[xsd-users] Schema Validation

Fri Dec 14 02:41:13 EST 2007

Hi Shiva,

Balasubramanyam, Shivakumar <sbalasub at qualcomm.com> writes:

> I used the alternative you mentioned in the email and available in test
> program (examples/xsd/tree/caching), which works great so far.
>
> The XSD's have the namespaces and also I have to specify only the
> physical location to the schema file.

If by "works" you mean that it allows you to load more than one
schema with the same target namespace, then I am afraid you are
mistaken. The loadGrammar function uses target namespace as a
key to determine whether a schema for this namespace is already
available (see below). So if you try to load more than one schema
with the same target namespace, all schemas except the first will
be ignored.

> However, I am curious why Code Synthesis is not supporting this scheme.
>
> For instance, in Code Synthesis, if I use schemaLocation in schemas,
> then I could not find a way to validate without specifying the mapping
> of namespaces to physical schema files.

Most XML Schema processors (in fact I am not aware of any processor
that uses a more elaborate approach) use target namespaces as keys
in their schema repositories to identify and ignore subsequent
references to the same schemas. This mechanism is used for both
referencing schemas from XML documents as well as importing one
schema into another. Note also that this is what the spec is
prescribing. In case of the schemLocation attributes, see Section
4.3.2, "How schema definitions are located on the Web" sub-section
"Schema Representation Constraint: Schema Document Location Strategy":

http://www.w3.org/TR/xmlschema-1/#schema-loc

As a result, and this is a well known "best practice", you need to
have an "entry point" schema for a particular target namespace which
should bring in all type and element declarations for this namespace.
You would then use this root schema in XML documents, xsd:import's,
etc.

It is often tempting (as is probably the case in your situation) to
"optimize" by referencing only the necessary declarations from a
particular XML document. You normally can achieve this by creating
smaller "entry point" schemas which include all the necessary
declarations for various document classes but remember that it
should always be one schema per namespace.

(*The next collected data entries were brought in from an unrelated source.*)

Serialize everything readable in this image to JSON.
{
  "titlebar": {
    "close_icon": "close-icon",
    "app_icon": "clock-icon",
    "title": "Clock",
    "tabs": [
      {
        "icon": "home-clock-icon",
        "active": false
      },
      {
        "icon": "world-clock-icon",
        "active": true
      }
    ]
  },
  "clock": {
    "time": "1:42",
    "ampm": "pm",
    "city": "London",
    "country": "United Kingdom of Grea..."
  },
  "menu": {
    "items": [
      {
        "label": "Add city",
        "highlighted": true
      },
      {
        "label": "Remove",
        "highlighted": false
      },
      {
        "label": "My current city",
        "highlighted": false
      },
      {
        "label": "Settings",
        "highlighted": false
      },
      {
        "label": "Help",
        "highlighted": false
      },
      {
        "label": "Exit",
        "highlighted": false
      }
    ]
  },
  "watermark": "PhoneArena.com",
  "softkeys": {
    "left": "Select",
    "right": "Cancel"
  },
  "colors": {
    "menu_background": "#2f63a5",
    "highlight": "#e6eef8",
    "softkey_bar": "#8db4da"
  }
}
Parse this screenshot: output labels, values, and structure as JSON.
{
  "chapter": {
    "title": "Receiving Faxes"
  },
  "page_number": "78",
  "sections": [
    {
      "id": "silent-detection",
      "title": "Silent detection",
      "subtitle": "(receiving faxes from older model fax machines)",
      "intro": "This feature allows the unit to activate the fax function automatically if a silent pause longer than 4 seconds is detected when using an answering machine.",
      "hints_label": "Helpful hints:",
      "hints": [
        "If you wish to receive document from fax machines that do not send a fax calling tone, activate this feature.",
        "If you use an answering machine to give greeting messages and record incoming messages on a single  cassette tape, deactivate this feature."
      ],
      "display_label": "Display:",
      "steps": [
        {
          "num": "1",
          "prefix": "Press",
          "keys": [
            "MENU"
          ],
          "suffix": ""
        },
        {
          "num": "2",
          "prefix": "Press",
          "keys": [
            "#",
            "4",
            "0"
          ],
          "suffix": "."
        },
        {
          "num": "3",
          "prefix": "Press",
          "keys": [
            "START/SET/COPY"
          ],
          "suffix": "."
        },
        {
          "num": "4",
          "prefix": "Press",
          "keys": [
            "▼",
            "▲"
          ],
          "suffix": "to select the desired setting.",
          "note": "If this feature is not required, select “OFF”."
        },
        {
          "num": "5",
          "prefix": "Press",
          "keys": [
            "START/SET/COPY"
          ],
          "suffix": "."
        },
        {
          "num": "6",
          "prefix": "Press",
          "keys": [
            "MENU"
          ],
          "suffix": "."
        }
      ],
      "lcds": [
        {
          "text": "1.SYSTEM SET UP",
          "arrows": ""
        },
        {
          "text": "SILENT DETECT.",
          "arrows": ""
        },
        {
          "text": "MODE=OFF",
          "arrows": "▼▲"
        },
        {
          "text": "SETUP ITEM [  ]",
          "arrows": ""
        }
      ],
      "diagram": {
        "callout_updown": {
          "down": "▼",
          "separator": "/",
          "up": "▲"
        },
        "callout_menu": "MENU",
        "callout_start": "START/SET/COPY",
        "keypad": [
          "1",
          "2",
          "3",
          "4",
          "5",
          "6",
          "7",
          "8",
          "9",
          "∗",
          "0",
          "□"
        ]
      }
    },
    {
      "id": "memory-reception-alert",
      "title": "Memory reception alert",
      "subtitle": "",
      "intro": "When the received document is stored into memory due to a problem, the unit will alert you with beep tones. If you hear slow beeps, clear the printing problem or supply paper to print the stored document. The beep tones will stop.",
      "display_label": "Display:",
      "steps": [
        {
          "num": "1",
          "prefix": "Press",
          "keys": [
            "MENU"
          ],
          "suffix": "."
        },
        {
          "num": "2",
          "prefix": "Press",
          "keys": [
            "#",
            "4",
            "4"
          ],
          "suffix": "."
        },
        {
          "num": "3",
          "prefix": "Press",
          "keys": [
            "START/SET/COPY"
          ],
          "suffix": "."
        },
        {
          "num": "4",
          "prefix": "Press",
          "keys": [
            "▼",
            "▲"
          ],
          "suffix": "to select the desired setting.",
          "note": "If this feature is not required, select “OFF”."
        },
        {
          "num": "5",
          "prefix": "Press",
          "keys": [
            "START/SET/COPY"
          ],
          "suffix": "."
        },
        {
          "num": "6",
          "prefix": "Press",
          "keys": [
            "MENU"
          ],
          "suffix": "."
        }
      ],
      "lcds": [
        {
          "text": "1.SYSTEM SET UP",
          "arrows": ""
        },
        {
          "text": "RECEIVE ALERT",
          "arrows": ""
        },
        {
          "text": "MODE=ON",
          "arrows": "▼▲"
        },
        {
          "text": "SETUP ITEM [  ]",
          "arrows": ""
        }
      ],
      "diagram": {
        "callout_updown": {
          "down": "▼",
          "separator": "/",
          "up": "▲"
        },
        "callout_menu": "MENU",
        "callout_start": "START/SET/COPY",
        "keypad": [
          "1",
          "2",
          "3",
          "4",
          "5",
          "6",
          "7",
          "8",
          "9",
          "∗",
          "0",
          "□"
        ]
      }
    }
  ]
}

If you do not want to (or cannot) create any extra schema files,
then you can create an "entry point" schema in memory dynamically
and then use loadGrammar to load all the necessary declarations
(if it is likely that your application will need all declarations
during its execution, then it make sense to load all declarations
from the beginning).

Using the example from the previous emails, let's say we have two
schema files schemafile1.xsd and schemafile2.xsd both with target
namespace http://www.example.com/namespace. We can manually create
an entry point schema and then use loadGrammar or schema location
properties to load it:

<schema xmlns="http://www.w3.org/2001/XMLSchema"
        targetNamespace="http://www.example.com/namespace">

  <include schemaLocation="schemafile1.xsd"/>
  <include schemaLocation="schemafile2.xsd"/>

</schema>

Alternatively, we can create the entry point schema on the fly (
C++ namespaces are assumed to be as in the caching example):

    std::string entry_schema (
"<schema xmlns='http://www.w3.org/2001/XMLSchema'\n"
"        targetNamespace='http://www.example.com/namespace'>\n"
"  <include schemaLocation='schemafile1.xsd'/>\n"
"  <include schemaLocation='schemafile2.xsd'/>\n"
"</schema>");

    std::istringstream istr (entry_schema);
    xml::sax::std_input_source isrc (istr, "entry-schema.xsd");
    Wrapper4InputSource wrap (&isrc, false);

    parser->loadGrammar (wrap, Grammar::SchemaGrammarType, true);

Boris